Возьми на радость из моих ладоней
Немного солнца и немного меда,
Как нам велели пчелы Персефоны.
Не отвязать неприкрепленной лодки,
Не услыхать в меха обутой тени,
Не превозмочь в дремучей жизни страха.
Нам остаются только поцелуи,
Мохнатые, как маленькие пчелы,
Что умирают, вылетев из улья.
Они шуршат в прозрачных дебрях ночи,
Их родина — дремучий лес Тайгета,
Их пища — время, медуница, мята.
Возьми ж на радость дикий мой подарок —
Невзрачное сухое ожерелье
Из мертвых пчел, мед превративших в солнце (I, 147).
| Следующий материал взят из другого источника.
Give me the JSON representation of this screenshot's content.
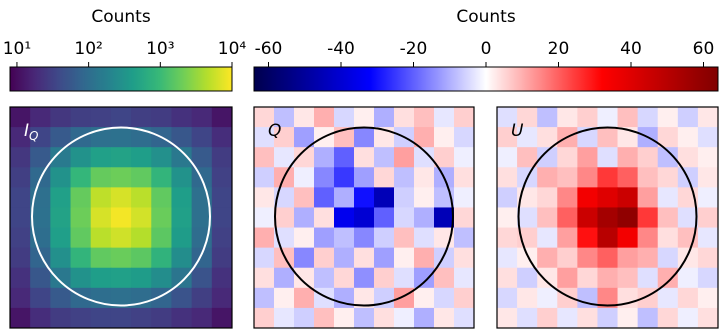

«Нам остаются только поцелуи»
Актриса Ольга Арбенина, которой осенью 1920 года Мандельштам посвящал любовные стихи
Вместе с Ольгой Арбениной Мандельштам слушал оперу Глюка «Орфей и Эвридика» в постановке Всеволода Мейерхольда, осуществленной им еще в 1911 году в Мариинском театре и возобновленной в 1920-м. В одном из стихотворений ноября 1920 года возникают «хоры слабые теней» и звучит ария из этой оперы (I, 148–149). Сочинение Глюка навсегда останется для Мандельштама его любимой оперой, а миф об Орфее, спустившемся в ад, навсегда сохранит важное значение для его поэтики.
Стройная, как девочка, Ольга Арбенина, которой влюбленный Гумилев также посвятил стихотворение («Ольга»), ассоциируется у Мандельштама с прекрасной Еленой, Эвридикой и Психеей, воплощением души у древних. Два «летейских» стихотворения Мандельштама, созданные в октябре — ноябре 1920 года, повествуют о нисхождении души и слова в подземное царство. Душа виделась древним грекам юной девушкой с крыльями бабочки или же ласточкой. С этой ласточкой и «безумной Антигоной» Мандельштам отождествляет поэтическое слово:
Я слово позабыл, что я хотел сказать.
Слепая ласточка в чертог теней вернется,
На крыльях срезанных, с прозрачными играть,
В беспамятстве ночная песнь поется (I, 146).
Согласно этому мифу, слово должно сойти в царство мрака и смерти, если только оно желает однажды вернуться, храня память о смерти и мертвых: «А на губах, как черный лед, горит / Стигийского воспоминанье звона».
8 декабря 1920 года Мандельштам вместе с Ольгой посещает балет Стравинского «Петрушка»; затем следуют стихи о прощании и разлуке. Влюбленность поэта, почти забывшего в это время о киевской встрече в мае 1919 года, была безнадежной. Мандельштам не годился на роль обольстителя и Дон Жуана, его подлинное обаяние было неотделимо от магии его стихов. В одном из них («За то, что я руки твои не сумел удержать…») влюбленное Я поэта вещает из чрева Троянского коня (I, 150–151) — намек на рассказ Менелая в четвертой песни «Одиссеи». Прекрасная Елена ускользнула от него слишком быстро. А красота Арбениной окончательно воплотилась в стихи. Ослепленный страстью поэт признается: «На дикую, чужую / Мне подменили кровь» (I, 152). В конце арбенинского цикла он, все еще исполненный нежных чувств, обещает более не ревновать и — «угли ревности глотает» (I, 153). Но даже ироническая игра в стихотворении «Мне жалко, что теперь зима…» не способна заглушить меланхолической тоски:
И право, не твоя вина, —
Зачем оценки и изнанки?
Ты как нарочно создана
Для комедийной перебранки. […]
Так не старайся быть умней,
В тебе все прихоть, все минута,
И тень от шапочки твоей
Венецианская баута (I, 152).
Опера Глюка, балет Стравинского, венецианский карнавал… Голодные петербуржцы хватались за эти красочные представления, как утопающий за соломинку. К ритуалу того голодного времени относились также поэтические вечера. 18 ноября 1920 года Мандельштам читал свои стихи в Доме искусств; вступительное слово произнес Виктор Жирмунский. В суровую зиму 1920/1921 года за эти выступления удавалось получить немного хлеба, которого тогда не хватало в первую очередь.